We have compared the effects of
thiophene 2-carboxylic
acid (TCA) and a number of
sulfur- and
nitrogen-containing analogs for their ability to inhibit
bone resorption in organ cultures of fetal rat long bones. Four compounds,--thionaphthene-2-carboxylic
acid (TNCA), dibenzo-thiophene-4-carboxylic
acid,
indole-2-carboxylic acid and carbazole-1-carboxylic
acid--caused a dose-related inhibition of PTH-stimulated
bone resorption, although TCA was ineffective in this system. TNCA at 3 X 10(-4) M or 10(-4) M was the most potent inhibitor of PTH-stimulated
bone resorption and was selected for further study. TNCA also inhibited stimulation of resorption by
prostaglandin E2 and
1,25-dihydroxyvitamin D. Unlike
calcitonin, the effect of TNCA was persistent and did not show escape. Moreover, TNCA could inhibit resorption in bones that had previously escaped from
calcitonin.

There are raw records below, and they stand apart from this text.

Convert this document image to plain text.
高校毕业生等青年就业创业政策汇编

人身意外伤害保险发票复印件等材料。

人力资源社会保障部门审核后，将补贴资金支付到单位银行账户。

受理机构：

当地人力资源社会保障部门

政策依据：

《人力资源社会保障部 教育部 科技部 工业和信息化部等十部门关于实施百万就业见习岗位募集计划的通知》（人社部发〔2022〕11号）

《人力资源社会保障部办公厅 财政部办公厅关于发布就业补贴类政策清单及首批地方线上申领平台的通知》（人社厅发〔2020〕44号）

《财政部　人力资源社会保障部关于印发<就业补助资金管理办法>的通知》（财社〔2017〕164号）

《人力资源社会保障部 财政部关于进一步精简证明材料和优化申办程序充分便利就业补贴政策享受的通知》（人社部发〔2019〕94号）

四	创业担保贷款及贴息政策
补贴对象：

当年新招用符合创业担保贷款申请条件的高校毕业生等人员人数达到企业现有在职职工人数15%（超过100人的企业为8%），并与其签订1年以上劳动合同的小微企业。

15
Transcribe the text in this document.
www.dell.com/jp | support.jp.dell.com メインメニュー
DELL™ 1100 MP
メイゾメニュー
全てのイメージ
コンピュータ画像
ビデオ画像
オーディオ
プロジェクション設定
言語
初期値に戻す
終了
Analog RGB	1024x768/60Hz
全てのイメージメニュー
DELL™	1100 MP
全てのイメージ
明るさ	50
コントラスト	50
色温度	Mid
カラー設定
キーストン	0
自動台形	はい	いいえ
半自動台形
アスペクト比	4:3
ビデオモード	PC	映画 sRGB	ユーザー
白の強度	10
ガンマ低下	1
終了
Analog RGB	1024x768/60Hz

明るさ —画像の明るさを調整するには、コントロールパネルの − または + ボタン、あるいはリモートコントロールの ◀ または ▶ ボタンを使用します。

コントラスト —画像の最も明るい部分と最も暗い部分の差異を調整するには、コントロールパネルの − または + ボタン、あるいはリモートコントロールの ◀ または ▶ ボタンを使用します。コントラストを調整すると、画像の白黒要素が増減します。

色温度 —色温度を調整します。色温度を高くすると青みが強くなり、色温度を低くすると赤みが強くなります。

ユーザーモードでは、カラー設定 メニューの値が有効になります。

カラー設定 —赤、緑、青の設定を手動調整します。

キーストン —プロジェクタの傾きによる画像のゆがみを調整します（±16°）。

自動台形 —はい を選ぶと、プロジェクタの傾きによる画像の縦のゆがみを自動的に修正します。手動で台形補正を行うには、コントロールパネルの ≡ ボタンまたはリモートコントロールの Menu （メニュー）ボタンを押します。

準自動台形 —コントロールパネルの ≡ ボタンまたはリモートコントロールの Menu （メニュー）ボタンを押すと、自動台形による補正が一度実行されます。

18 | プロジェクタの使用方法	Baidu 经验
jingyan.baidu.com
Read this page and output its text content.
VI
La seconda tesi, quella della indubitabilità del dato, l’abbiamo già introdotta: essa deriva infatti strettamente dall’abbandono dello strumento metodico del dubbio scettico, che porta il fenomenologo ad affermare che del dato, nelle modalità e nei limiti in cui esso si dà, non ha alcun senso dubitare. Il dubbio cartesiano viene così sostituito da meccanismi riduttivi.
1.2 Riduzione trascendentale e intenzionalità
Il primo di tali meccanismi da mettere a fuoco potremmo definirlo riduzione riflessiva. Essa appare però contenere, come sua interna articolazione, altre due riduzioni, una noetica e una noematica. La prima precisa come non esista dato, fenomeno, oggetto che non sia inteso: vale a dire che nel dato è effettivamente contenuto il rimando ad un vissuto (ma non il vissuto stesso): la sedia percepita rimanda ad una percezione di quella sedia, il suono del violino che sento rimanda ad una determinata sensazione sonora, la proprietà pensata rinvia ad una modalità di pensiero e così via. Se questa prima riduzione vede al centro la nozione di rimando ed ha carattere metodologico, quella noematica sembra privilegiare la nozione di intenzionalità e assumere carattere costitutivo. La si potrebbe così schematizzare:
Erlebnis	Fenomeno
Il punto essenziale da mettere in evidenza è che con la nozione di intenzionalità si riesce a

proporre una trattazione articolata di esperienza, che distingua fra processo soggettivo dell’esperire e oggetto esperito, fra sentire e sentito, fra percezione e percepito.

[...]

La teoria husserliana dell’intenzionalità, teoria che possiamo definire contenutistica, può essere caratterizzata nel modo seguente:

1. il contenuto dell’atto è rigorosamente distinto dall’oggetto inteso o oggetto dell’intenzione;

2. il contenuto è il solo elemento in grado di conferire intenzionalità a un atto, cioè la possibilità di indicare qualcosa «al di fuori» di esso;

TNCA did not appear to be a nonspecific toxin, since it did not decrease incorporation of [3H]
thymidine or [3H]
proline into fetal rat long bones. The fact that resorption in unstimulated cultures was only decreased when the control rates were high also argues against nonspecific toxicity. Moreover, this suggests that TNCA will be most effective under conditions of accelerated
bone resorption when an inhibiting effect is most desirable.